Part of speech refers to the category of words or the lexical terms in the language. Examples of these lexical terms in the English language would be noun, verb, adjective, adverb, pronoun, preposition, etc. The process of assigning these tags to the words of a sentence or your corpus is referred to as parts of speech tagging, or POS tagging for short.
Markov Chains
A Markov chain is a stochastic model describing a sequence of possible events in which the probability of each event depends only on the state attained in the previous event.
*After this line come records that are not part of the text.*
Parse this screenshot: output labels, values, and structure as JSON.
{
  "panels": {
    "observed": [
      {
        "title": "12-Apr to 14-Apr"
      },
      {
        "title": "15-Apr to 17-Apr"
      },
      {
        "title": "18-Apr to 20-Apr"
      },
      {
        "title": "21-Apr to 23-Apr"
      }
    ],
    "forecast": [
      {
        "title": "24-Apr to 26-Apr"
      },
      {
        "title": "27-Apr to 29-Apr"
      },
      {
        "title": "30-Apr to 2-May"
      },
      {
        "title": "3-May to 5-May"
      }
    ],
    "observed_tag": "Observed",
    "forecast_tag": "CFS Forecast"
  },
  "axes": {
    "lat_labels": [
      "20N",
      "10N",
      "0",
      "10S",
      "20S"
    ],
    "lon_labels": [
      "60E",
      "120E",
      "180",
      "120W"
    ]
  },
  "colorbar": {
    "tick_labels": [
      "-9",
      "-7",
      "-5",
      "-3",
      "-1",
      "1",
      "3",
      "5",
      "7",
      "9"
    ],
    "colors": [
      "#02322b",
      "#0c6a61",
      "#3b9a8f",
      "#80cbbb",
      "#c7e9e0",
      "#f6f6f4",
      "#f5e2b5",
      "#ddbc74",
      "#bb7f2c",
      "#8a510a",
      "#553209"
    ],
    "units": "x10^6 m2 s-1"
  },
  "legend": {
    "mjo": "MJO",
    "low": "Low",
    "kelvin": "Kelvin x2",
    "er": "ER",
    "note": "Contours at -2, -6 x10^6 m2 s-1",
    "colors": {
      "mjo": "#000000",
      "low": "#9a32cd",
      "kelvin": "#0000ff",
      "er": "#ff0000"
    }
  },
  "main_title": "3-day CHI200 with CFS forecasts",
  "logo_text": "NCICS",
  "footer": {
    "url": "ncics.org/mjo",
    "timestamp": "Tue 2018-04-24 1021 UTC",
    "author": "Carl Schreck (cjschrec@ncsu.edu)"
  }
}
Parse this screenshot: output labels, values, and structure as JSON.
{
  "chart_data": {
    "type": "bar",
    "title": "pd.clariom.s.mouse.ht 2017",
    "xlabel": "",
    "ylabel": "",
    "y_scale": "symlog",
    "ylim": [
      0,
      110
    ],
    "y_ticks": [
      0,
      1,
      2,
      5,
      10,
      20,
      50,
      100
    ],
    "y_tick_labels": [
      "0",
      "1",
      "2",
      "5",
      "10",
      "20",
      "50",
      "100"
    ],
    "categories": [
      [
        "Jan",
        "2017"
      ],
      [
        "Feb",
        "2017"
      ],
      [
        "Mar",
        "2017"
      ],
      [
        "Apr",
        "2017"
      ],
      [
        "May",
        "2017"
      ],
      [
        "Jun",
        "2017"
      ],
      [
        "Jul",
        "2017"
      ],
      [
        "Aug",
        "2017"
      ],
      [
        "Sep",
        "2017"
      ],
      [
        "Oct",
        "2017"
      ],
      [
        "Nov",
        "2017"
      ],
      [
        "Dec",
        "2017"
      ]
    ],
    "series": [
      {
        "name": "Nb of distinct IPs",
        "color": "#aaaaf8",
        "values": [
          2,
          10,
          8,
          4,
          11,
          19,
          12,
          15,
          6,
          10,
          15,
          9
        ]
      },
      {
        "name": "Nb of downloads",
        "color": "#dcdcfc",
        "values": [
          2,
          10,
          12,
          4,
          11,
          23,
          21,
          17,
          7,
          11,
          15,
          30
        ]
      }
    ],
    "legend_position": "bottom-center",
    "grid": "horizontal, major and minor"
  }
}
You can use a table called transition matrix to store the states and transition probabilities. Each row in the matrix represents transition probabilities of one state to all other states. Notice that for all the odds going transition probabilities from a given state, the sum of these transition probabilities should always be one. To assign a part of speech tag to the first word in the sentence, you can introduce what is known as an initial state by you include these probabilities in the table.
Transition Matrix
Hidden Markov Model
The name hidden Markov model implies that states are hidden or not directly observable. Going back to the Markov model that has the states for the parts of speech, such as noun, verb, or other, you can now think of these as hidden states because these are not directly observable from the text data.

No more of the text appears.